Thanks very much to everybody who commented, both publicly and privately, on my previous entry.
To recap: I have three sites that were each generated by slightly different templating software I'd built and tweaked over the years. I was frustrated that the three copies of the generation tool had all drifted and diverged from each other, and was looking to setup a new (static) site.
The obvious conclusion was either:
- Unify the creation tool I used, such that all four sites could be generated by a single tool.
- Avoid the pain of doing that, and suffer through a process of using a well-maintained tool maintained by somebody else. ("Suffer" because tags would be different, and the layout/template syntax would change.)
I'd cheerfully decided to go down the second route, because life is short. But after having quick reads, then spending several hours investigating likely contenders I kept finding reasons why they weren't suitable.
Today I reworked my tool to succesfully generate each of the three sites. That was less annoying than expected, after I'd decided "I'll have to change my templates anyway, when I switch to a real tool".

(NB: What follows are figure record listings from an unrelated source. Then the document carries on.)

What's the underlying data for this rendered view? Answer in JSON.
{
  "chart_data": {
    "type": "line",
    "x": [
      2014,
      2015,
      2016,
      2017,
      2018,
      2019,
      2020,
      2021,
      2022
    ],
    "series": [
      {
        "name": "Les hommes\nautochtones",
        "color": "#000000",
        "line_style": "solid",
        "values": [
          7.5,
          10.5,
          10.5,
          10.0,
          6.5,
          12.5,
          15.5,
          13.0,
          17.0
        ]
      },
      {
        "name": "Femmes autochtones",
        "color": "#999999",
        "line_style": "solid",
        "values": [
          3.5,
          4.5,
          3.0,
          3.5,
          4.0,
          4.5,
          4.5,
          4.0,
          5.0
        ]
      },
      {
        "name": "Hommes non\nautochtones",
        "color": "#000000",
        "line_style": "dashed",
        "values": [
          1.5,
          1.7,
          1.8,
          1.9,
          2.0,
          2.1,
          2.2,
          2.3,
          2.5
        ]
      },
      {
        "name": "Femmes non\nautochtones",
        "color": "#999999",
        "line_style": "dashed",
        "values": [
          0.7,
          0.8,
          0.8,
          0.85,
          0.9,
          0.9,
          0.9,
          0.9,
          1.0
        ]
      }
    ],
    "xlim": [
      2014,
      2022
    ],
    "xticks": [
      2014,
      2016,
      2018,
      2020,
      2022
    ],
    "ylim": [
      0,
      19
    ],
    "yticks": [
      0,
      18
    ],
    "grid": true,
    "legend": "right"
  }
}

So in the interests of sharing I placed my tool online, and wrote documentation:
This is not a U-turn. This is not a commitment to avoid the investigation of real replacements. This is just something I had to do as a cleanup and to make sure I fully understood exactly what my requirements were.
In conclusion: My requirements are now absolutely known, fixed, and understood. I still firmly intend and expect to migrate to something by the end of the year. Ideally something that will make tag pages, RSS feeds, and other clever things easy.
(Getting rid of literal shell usage in my templates, and unifying the way I auto-generate galleries via file globs was a useful change in its own regard - I always felt slightly dirty..)
Lookout for more summaries and reviews of specific tools when I've had the chance to relax and start looking again.